The Water Lilies. American Abstract Painting and the last Monet, Musée de l’Orangerie, 13 April-20 August. It’s not difficult to see the connection between Monet’s revered late paintings and post-World War II US abstract painters. Although his poetic calm is more like the work of Sam Francis, Mark Rothko or Ellsworth Kelly than hell-raisers like Jackson Pollock or Philip Guston, they’re all in the show. The Monet works are in permanent residence at the Orangerie and a homage to Kelly, who died in 2015, is to be hung on the way in to the room where they are exhibited.
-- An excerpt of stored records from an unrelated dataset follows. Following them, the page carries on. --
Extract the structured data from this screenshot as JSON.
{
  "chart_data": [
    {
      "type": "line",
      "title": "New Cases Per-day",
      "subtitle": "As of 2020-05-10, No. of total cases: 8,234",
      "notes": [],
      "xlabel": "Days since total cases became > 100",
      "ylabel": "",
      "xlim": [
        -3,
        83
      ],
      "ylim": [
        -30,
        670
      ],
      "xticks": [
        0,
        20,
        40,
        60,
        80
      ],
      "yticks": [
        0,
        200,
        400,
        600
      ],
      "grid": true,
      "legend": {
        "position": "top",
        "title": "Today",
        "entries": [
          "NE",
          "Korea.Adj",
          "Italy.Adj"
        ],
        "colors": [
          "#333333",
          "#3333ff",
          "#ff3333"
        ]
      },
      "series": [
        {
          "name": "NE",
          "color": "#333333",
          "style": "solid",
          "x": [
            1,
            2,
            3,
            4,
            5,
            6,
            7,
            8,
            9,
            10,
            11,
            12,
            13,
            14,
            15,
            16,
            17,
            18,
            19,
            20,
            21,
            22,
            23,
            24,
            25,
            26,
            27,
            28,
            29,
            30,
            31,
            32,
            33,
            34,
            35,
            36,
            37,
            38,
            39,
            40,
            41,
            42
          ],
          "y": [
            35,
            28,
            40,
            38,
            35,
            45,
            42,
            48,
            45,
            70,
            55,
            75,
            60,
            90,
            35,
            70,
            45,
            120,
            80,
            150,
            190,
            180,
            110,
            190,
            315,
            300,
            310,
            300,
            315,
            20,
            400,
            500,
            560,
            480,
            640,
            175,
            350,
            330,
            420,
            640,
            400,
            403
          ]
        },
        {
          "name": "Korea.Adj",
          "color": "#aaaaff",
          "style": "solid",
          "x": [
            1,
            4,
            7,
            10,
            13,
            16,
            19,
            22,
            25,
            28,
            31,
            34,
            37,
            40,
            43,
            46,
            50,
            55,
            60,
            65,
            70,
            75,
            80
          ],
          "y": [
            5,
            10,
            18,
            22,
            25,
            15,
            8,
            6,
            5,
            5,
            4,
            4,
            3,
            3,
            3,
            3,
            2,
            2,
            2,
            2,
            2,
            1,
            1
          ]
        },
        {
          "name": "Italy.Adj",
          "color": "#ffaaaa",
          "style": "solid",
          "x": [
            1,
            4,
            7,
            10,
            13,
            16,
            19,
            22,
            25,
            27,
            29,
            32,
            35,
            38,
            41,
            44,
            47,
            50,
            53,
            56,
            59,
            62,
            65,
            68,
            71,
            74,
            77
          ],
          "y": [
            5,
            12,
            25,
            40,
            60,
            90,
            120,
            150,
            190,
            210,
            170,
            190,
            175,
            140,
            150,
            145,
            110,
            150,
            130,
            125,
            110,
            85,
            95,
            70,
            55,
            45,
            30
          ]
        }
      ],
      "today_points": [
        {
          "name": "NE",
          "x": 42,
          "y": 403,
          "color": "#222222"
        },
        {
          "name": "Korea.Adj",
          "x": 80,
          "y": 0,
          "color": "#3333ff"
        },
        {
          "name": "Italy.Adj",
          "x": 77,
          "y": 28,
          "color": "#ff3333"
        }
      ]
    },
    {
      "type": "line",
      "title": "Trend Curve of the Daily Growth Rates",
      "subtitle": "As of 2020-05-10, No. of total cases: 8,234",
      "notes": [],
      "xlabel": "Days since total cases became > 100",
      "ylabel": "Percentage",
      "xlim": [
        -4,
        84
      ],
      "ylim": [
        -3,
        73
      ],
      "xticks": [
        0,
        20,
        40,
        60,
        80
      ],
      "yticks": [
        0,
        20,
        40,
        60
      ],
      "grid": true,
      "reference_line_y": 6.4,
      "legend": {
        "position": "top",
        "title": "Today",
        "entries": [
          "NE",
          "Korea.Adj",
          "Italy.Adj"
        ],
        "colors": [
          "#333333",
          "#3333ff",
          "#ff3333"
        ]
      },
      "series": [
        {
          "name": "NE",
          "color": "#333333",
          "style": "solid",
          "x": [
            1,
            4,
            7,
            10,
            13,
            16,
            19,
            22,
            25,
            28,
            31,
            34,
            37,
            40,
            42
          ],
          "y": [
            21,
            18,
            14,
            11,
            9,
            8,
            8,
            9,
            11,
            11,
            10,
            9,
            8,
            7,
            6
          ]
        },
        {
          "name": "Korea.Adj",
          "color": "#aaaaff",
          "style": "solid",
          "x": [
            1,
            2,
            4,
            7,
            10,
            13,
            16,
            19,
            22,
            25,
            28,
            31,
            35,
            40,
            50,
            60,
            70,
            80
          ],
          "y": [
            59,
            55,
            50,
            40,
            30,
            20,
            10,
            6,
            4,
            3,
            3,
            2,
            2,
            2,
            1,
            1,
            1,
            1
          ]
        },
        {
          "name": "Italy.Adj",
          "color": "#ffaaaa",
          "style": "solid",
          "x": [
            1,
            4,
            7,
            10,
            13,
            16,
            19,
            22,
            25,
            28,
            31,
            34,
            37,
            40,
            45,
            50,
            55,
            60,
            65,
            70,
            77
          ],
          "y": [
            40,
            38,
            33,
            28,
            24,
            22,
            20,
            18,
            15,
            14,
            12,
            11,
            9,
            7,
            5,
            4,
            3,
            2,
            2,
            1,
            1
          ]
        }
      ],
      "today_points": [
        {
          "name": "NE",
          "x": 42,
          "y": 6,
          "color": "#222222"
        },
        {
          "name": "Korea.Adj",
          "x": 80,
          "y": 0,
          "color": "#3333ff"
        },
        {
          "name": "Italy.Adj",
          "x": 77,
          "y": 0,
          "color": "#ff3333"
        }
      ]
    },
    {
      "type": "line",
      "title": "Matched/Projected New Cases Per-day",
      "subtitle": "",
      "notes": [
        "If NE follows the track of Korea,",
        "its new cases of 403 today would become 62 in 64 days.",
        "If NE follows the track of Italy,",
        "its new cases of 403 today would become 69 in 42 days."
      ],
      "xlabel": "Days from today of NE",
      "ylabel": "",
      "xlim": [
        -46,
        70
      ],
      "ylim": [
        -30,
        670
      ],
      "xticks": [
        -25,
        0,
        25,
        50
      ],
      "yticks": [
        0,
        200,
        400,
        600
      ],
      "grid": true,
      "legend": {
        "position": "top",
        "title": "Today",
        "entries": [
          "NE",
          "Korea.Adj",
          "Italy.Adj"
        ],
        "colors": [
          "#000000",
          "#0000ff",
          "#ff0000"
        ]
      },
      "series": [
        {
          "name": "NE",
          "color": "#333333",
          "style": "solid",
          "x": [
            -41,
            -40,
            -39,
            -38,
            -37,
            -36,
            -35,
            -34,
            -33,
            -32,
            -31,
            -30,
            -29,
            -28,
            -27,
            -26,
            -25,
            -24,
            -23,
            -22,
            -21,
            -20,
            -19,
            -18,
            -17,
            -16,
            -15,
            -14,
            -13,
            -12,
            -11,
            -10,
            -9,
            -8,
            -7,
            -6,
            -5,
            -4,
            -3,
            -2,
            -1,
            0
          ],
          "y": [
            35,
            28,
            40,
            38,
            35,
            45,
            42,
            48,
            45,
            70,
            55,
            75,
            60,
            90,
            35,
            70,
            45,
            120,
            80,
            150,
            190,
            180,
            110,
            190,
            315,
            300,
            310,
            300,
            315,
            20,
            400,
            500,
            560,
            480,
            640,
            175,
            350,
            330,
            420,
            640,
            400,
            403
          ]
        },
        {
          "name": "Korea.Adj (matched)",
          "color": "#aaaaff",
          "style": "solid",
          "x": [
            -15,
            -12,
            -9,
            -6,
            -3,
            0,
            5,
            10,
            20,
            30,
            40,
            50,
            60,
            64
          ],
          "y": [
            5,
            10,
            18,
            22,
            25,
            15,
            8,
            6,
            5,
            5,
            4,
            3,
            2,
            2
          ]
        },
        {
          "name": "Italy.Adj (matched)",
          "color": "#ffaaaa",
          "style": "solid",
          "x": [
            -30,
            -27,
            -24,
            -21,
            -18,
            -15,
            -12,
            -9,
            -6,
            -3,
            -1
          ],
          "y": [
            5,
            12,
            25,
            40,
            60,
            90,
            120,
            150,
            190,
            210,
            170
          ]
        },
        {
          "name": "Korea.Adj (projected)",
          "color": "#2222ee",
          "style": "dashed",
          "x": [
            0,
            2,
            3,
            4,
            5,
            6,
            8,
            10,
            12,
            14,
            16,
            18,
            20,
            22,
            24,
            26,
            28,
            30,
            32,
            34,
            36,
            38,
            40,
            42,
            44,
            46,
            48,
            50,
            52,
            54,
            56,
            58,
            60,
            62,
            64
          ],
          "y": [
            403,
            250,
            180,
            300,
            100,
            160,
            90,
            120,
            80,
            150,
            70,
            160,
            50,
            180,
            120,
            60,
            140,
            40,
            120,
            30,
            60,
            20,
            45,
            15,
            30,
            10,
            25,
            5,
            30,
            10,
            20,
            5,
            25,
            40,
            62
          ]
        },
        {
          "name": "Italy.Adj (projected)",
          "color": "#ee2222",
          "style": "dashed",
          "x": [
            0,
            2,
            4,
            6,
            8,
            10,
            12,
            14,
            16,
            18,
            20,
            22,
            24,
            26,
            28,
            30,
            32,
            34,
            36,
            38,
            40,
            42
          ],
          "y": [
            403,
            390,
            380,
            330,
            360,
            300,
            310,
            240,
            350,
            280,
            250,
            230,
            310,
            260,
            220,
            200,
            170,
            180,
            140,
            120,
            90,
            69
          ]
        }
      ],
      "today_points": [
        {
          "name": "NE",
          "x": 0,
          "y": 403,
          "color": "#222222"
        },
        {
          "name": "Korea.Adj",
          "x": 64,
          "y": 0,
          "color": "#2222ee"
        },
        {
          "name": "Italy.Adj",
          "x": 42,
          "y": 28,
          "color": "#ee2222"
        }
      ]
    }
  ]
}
The poster for Paintings from Afar
The poster for Paintings from Afar Musée du Quai Branly

Paintings from Afar, 30 January-6 January 2019 Musée du Quai Branly. Paris’s museum of non-European art has some 500 paintings stashed in its vaults – who knew? - and is fetching 200 out for the public’s perusal. They don’t really seem to fit the museum’s brief, since they are by European artists recording their encounter with the Other – Gauguin and Matisse in Tahiti, Emile Bernard in Cairo, George Catlin portraying native Americans. The blurb notes the “temptation of exoticism” and the “dreams of a luxurious Eastern world” but says the lads calmed down after a bit and became more realistic and “mindful of the Other”.

Also showing:

 

  • Corot and his models, 8 February-8 July, Musée Marmottan Monet. . Jean-Baptiste-Camille Corot is best-known for his landscapes, some of which are showing to great advantage alongside his Dutch colleagues at the Petit Palais. The models in question here are the people he used for figure paintings, rather than artistic insipirations, mostly in the domestic settings that were becoming popular as naturalism segued into impressionism.
  • Mary Cassatt: une Américaine à Paris, 9 March-23 July, Musée Jacquemart-André. There weren't many women in the ranks of the impressionists - Berthe Morisot and Mary Cassatt and that was about it. Cassatt was an American, to boot, coming from a wealthy family, allowing her to spend time in France as a child. Her paintings are delicate, domestic and more precisely drawn than her male, French colleagues. The show has shipped pictures in from across the Atlantic, as well as borrowing from French and other collections.
  • Wild Souls. Symbolism in the Baltic States, 10 April-15 July 2018. Something of a niche interest for the Musée d'Orsay's show this season. It marks the centenary of the establishment of the independent states of Estonia, Latvia and Lithuania and shows how influences from the rest of Europe spread to the chilly north between the 1890s to the end of the 1920s.
  • Foujita, 7 March-15 July, Musée Maillol. Japanese artist Léonard Tsuguharu Foujita acquired French nationality and became a Paris darling in the 1920s. His reputation has since declined but the buoyant art market means that all sorts of folk are getting a reboot these days. Judge for yourself whether it is deserved in Foujita's case if you care to examine the 100-odd works on show here.
  • Rodin and Dance, 6 April-22 July, Musée Rodin. The Grand Palais's big show is over, as is the Rodin centenary, but the Musée Rodin is still in business. This season it looks at the master's fascination with dance, obviously a useful source for a sculptor of the human form. As well as using Westerners like Isidora Duncan as models, Rodin was deeply moved by a visit of Khmer dancers to France, making dozens of small figures representing them.
  • In Tune with the World, 12 April-27 August, Fondation Louis Vuitton. Jolly Japanese Takashi Murakami has a floor to himself at Frank Gehry's big boat in the Bois de Boulogne. On other floors works by artists such as Alberto Giacometti, Henri Matisse, Christian Boltanski and Gerhard Richter are brought out of enrolled in an Rloand Baarthes-inspired effort to examine "man’s position within the universe and his relationship with other living things", no less. "These artists engage with current issues that echo the bustle and hum of the world, by reappropriating founding myths and developing a new awareness of living things," the foundation tells us.